Supplementary data are available at Bioinformatics online.
在药物基因组学研究中,细胞系的生物学背景会影响药物反应模型的预测能力以及生物标志物的发现。因此,基于生物学注释的先验知识,常将相似的细胞系放在一起研究。然而,这种选择方法随着注释数量的增加而不可扩展,并且基因 - 药物关联模式与生物学背景之间的关系可能并不明显。
我们提出了一种基于基因 - 药物关联模式比较细胞系的方法。从基于生物学注释对细胞系进行分组开始,我们将每组的基因 - 药物关联模式建模为基因与药物之间的二分图。这通过应用稀疏典型相关分析(SCCA)来提取基因 - 药物关联,并使用典型向量构建边权重来实现。然后,我们引入一种基于核范数的差异度量来比较二分图。与我们的方法配套的是一个置换检验,用于评估细胞系组在基因 - 药物关联方面相似性 的显著性。在药物基因组学数据集CTRP2、GDSC2和CCLE中,基于这种差异度量对癌组进行层次聚类,独特地揭示了由癌亚型而非原发部位驱动的聚类模式。接下来,我们表明SCCA中 top 相关药物或基因可用于表征造血和淋巴系统恶性肿瘤的聚类模式。最后,我们通过模拟证实,当药物反应与表达呈线性相关时,与现有方法相比,我们的方法是唯一能够有效推断真实层次结构的方法。

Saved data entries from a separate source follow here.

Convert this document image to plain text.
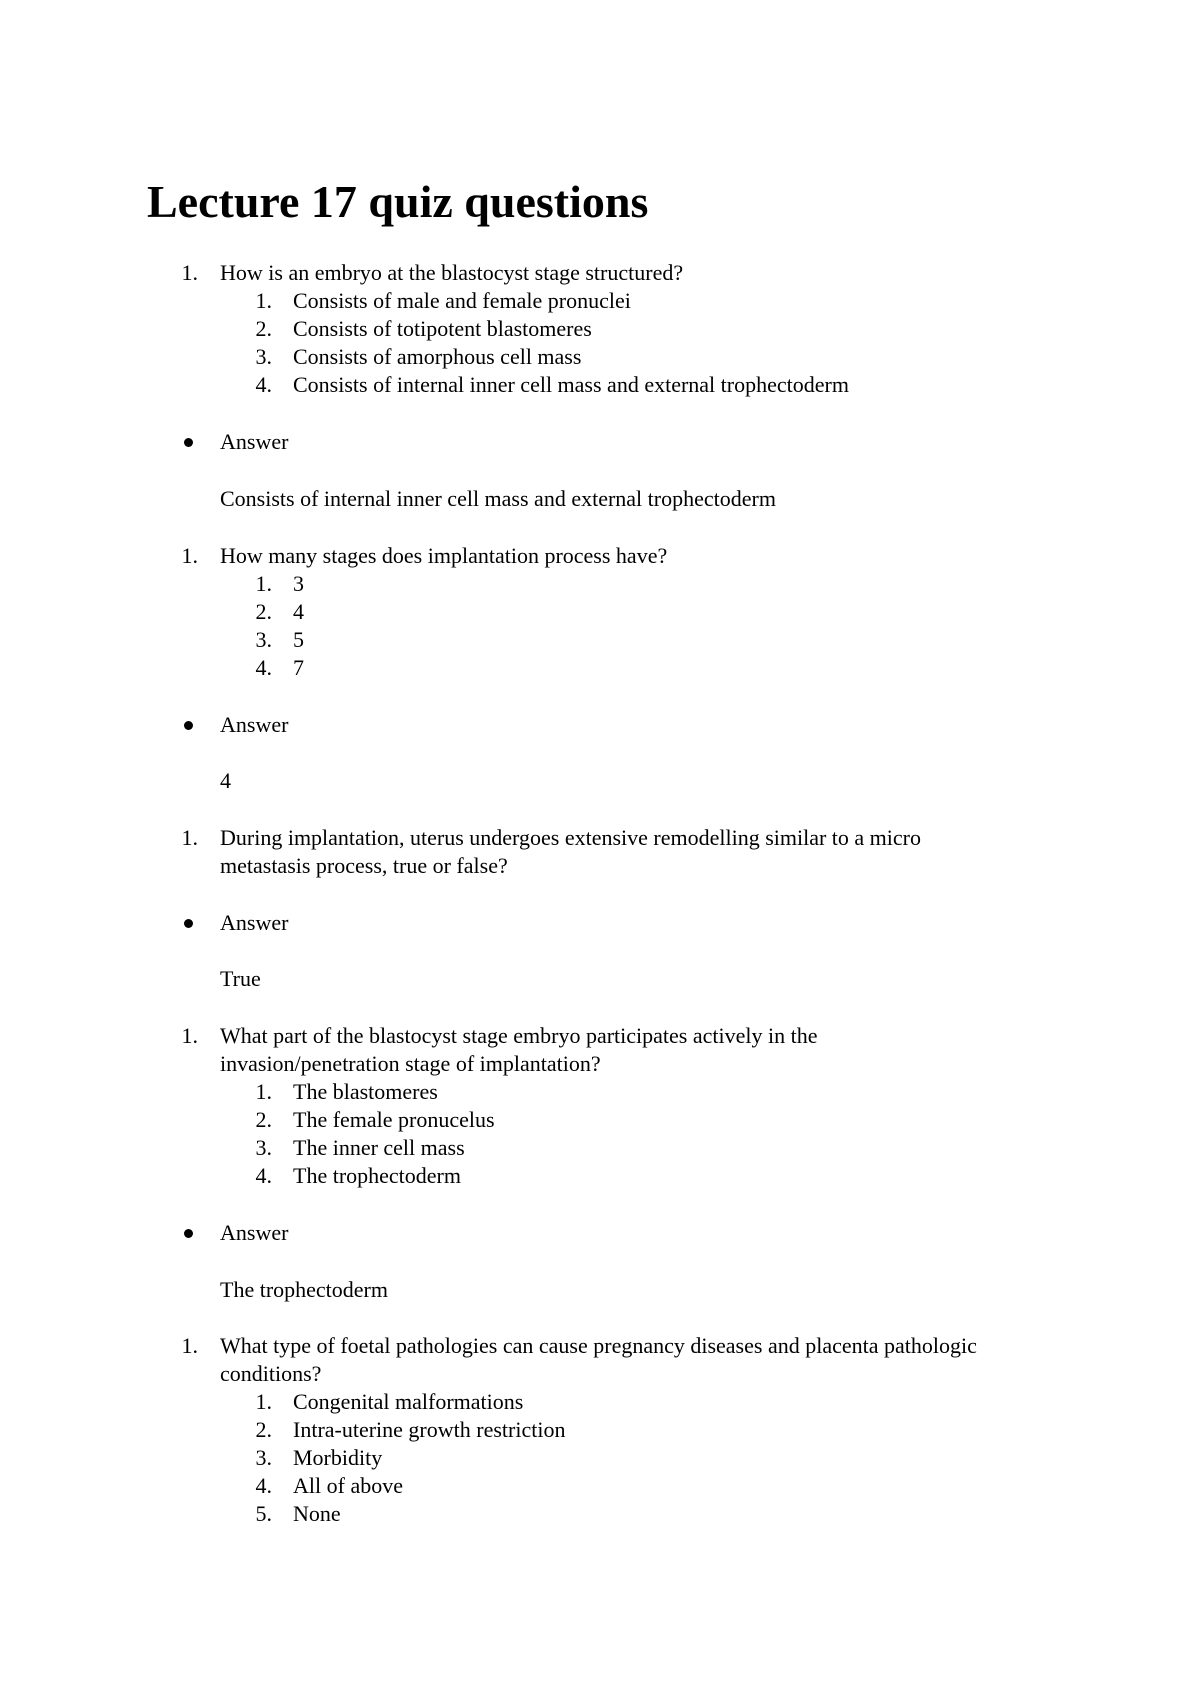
Lecture 17 quiz questions
1. How is an embryo at the blastocyst stage structured?
1. Consists of male and female pronuclei
2. Consists of totipotent blastomeres
3. Consists of amorphous cell mass
4. Consists of internal inner cell mass and external trophectoderm
Answer
Consists of internal inner cell mass and external trophectoderm
1. How many stages does implantation process have?
1. 3
2. 4
3. 5
4. 7
Answer
4
1. During implantation, uterus undergoes extensive remodelling similar to a micro
metastasis process, true or false?
Answer
True
1. What part of the blastocyst stage embryo participates actively in the
invasion/penetration stage of implantation?
1. The blastomeres
2. The female pronucelus
3. The inner cell mass
4. The trophectoderm
Answer
The trophectoderm
1. What type of foetal pathologies can cause pregnancy diseases and placenta pathologic
conditions?
1. Congenital malformations
2. Intra-uterine growth restriction
3. Morbidity
4. All of above
5. None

基于二分图的层次聚类在R中实现,可从CRAN获取:https://CRAN.R - project.org/package = hierBipartite。源代码可在https://github.com/CalvinTChi/hierBipartite获取。数据集来自公共领域的来源,即癌细胞系百科全书(https://portals.broadinstitute.org/ccle)、癌症治疗反应门户(https://portals.broadinstitute.org/ctrp.v2.1/?page=#ctd2BodyHome)和癌症药物敏感性基因组学(https://www.cancerrxgene.org/)。这些数据集可使用PharmacoGx R包(https://bioconductor.org/packages/release/bioc/html/PharmacoGx.html)下载。
补充数据可在《生物信息学》在线获取。